4 This requirement of collegial action is confirmed by the Rules of this Court and by this Court’s prior decisions and practices. Rules 50 and 51 govern the in chambers practices of the Court. Rule 50 (5) provides that, when one Justice denies an application made to him, the party who has made the unsuccessful application may renew it to any other Justice. It was pursuant to this Rule that application for the stay in this case was made to me. But neither Rule 50 nor Rule 51 authorizes a party, once a stay has been granted, to contest that action before another individual Justice.

The Court has <doubt together in Special Term before stays granted by an individual Justice out of Term could be overturned. In Rosenberg v. United States, 346 U. S. 273, the full Court felt constrained to consider its power to vacate a stay issued by an individual Justice, finally resting that power on the Court’s position—as a body—as final interpreter of the law:

“We turn next to a consideration of our power to decide, in this proceeding, the question preserved by the stay. It is true that the full Court has made no practice of vacating stays issued by single Justices, although it has entertained motions for such relief.
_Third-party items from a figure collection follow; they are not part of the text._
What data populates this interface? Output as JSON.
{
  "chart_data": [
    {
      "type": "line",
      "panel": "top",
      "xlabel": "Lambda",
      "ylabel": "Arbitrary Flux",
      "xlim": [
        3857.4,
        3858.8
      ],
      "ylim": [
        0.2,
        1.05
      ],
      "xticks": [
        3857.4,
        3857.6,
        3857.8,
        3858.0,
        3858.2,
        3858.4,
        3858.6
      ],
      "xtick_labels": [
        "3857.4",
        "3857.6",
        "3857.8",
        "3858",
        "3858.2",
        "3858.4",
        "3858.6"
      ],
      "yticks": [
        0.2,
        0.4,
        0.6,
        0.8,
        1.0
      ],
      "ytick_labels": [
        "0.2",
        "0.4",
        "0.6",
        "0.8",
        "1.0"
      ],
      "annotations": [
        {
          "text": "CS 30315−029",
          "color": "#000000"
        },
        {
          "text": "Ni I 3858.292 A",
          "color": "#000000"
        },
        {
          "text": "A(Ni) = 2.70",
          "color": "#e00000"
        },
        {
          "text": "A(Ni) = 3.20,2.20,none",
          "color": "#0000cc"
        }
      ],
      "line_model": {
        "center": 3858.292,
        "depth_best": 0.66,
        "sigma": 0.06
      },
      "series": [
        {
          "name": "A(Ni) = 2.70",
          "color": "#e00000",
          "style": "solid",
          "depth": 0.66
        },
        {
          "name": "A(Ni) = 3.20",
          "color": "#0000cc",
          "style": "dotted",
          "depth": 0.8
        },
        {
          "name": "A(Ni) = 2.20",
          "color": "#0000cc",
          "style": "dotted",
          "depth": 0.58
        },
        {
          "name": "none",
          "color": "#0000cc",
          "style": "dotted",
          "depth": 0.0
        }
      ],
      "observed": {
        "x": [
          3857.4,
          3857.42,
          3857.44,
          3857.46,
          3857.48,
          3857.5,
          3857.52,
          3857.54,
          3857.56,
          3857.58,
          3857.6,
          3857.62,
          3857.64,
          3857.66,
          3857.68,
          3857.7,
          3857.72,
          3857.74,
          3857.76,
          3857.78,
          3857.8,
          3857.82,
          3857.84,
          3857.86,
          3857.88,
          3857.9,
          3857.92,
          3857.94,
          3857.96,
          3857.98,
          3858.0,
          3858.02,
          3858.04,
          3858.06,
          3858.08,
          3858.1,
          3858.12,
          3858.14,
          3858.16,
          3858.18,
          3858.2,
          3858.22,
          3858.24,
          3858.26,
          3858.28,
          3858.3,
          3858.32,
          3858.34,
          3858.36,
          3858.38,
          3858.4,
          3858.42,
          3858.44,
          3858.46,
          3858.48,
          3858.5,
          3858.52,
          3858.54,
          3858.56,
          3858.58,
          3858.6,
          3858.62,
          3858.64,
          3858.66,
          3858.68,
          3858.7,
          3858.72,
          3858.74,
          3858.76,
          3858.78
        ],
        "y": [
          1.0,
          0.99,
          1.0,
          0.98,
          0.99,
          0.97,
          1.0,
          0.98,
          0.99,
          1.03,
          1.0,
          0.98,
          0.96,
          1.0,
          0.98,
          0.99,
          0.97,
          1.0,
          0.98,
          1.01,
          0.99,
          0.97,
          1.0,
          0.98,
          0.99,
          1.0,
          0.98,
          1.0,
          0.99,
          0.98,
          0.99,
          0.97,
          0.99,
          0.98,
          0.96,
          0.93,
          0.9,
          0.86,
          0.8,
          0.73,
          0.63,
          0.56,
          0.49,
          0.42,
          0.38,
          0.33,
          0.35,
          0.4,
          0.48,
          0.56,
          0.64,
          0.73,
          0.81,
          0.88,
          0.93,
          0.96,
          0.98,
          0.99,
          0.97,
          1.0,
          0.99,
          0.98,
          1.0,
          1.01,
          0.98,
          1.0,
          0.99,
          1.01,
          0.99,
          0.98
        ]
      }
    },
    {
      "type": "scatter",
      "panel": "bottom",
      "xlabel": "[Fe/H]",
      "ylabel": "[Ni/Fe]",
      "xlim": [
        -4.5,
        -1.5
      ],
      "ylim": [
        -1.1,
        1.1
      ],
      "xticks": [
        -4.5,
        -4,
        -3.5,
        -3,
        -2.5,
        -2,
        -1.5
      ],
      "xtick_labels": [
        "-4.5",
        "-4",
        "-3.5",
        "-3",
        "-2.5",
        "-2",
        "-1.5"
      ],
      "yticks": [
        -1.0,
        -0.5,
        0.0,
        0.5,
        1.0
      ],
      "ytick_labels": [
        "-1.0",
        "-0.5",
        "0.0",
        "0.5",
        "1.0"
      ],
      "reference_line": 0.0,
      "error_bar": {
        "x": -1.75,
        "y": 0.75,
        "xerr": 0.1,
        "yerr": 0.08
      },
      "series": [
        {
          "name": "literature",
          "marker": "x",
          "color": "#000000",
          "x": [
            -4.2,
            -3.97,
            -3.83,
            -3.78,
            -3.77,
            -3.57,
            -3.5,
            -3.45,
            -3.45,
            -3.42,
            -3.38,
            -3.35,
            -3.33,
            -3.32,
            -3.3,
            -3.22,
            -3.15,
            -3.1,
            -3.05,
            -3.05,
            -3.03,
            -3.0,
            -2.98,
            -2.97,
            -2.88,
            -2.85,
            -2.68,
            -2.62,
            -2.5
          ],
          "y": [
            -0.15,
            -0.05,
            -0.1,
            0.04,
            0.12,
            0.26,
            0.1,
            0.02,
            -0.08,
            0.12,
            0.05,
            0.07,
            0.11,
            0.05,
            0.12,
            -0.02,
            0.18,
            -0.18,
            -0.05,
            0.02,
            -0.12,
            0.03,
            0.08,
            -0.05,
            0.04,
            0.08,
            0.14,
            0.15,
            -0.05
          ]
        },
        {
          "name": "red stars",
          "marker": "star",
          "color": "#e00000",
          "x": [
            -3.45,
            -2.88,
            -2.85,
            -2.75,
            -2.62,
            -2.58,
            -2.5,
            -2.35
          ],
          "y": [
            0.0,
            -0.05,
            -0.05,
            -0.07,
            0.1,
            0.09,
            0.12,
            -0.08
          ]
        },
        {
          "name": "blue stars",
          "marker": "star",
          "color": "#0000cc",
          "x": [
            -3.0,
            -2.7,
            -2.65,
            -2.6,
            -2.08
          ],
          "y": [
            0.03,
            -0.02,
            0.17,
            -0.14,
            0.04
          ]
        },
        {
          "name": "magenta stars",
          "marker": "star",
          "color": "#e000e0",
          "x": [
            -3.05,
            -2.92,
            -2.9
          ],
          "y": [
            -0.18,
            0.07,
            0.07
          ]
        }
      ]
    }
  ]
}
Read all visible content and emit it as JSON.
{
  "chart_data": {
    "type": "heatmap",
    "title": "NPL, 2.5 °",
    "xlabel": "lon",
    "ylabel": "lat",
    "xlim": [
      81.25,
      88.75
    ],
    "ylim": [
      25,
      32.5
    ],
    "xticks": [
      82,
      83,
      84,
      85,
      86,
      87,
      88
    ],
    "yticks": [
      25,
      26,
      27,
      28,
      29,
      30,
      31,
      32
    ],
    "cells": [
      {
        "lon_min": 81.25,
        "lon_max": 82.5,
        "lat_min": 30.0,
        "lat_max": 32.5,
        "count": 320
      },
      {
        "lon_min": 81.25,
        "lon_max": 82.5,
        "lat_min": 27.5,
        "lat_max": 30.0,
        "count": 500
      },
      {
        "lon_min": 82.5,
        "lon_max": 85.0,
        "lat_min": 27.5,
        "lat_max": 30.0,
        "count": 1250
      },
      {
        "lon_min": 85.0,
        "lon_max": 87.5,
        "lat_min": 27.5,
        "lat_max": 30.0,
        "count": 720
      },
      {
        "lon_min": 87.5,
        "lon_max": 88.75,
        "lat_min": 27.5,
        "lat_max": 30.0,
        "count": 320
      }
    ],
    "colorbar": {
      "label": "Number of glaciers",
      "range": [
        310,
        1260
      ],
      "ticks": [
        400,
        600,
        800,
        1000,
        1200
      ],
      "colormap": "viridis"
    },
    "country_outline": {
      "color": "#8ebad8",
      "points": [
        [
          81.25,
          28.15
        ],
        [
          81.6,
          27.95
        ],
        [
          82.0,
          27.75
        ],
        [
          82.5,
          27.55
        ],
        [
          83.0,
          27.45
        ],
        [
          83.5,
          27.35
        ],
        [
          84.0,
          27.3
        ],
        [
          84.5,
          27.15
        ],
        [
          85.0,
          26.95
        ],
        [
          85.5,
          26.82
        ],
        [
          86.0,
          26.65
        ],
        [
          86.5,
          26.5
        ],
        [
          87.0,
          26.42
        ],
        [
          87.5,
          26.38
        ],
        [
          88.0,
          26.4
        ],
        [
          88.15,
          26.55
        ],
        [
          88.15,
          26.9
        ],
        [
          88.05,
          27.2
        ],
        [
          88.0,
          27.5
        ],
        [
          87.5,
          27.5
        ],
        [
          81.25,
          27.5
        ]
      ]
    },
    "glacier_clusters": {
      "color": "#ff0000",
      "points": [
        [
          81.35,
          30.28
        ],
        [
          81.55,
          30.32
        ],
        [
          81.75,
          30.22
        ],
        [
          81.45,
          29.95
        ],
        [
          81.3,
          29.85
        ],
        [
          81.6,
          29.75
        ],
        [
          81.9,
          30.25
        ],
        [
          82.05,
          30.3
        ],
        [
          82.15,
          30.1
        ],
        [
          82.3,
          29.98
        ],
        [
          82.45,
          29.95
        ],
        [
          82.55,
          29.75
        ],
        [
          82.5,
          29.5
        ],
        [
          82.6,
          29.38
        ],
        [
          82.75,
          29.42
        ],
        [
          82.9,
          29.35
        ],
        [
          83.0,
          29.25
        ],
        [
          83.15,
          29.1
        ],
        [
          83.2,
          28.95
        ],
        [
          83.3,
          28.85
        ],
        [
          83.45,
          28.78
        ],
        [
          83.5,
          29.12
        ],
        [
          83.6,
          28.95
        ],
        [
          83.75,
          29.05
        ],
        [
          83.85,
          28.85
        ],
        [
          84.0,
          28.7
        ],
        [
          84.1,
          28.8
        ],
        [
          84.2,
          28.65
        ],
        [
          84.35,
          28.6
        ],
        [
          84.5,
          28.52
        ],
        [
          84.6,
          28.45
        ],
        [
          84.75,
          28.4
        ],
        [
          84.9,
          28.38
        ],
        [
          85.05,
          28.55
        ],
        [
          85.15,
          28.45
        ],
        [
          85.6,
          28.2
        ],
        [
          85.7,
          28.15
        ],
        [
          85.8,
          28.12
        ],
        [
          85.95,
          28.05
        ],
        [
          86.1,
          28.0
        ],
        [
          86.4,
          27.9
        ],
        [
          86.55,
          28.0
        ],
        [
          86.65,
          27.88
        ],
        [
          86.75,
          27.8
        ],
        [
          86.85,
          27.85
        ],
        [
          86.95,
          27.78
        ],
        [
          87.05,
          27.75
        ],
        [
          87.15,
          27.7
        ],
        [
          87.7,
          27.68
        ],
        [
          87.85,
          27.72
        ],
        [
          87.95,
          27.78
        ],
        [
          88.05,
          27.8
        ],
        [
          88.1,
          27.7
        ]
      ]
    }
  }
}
But reference to this practice does not prove the nonexistence of the power; it only demonstrates that the circumstances must be unusual before the Court, in its discretion, will exercise its power.

“The power which we exercise in this case derives from this Court’s role as the final forum to render the ultimate answer to the question which was preserved by the stay.

“…[T]he reasons for refusing, as a matter of practice, to vacate stays issued by single Justices are obvious enough. Ordinarily the stays of individual Justices should stand until the grounds upon which they have issued can be reviewed through regular appellate processes.

“In this case, however, we deemed it proper and necessary to convene the Court to consider the Attorney General’s urgent application.” 346 U. S., at 286-287 (footnote omitted).

Finally, it is our procedure during a Term of Court to take an application that has already been denied or acted upon by one of the Justices to the entire Court upon an application made by the opposing side, so that the entire Court can act and thus prevent “shopping around.” That course is not possible during recess when the Justices are scattered around the country and throughout the world. There-fore it has been my practice if I grant a stay during recess to make that stay effective only until the Court convenes in October. This course could not be followed in the instant case because after August 15. 1973, the case will be moot.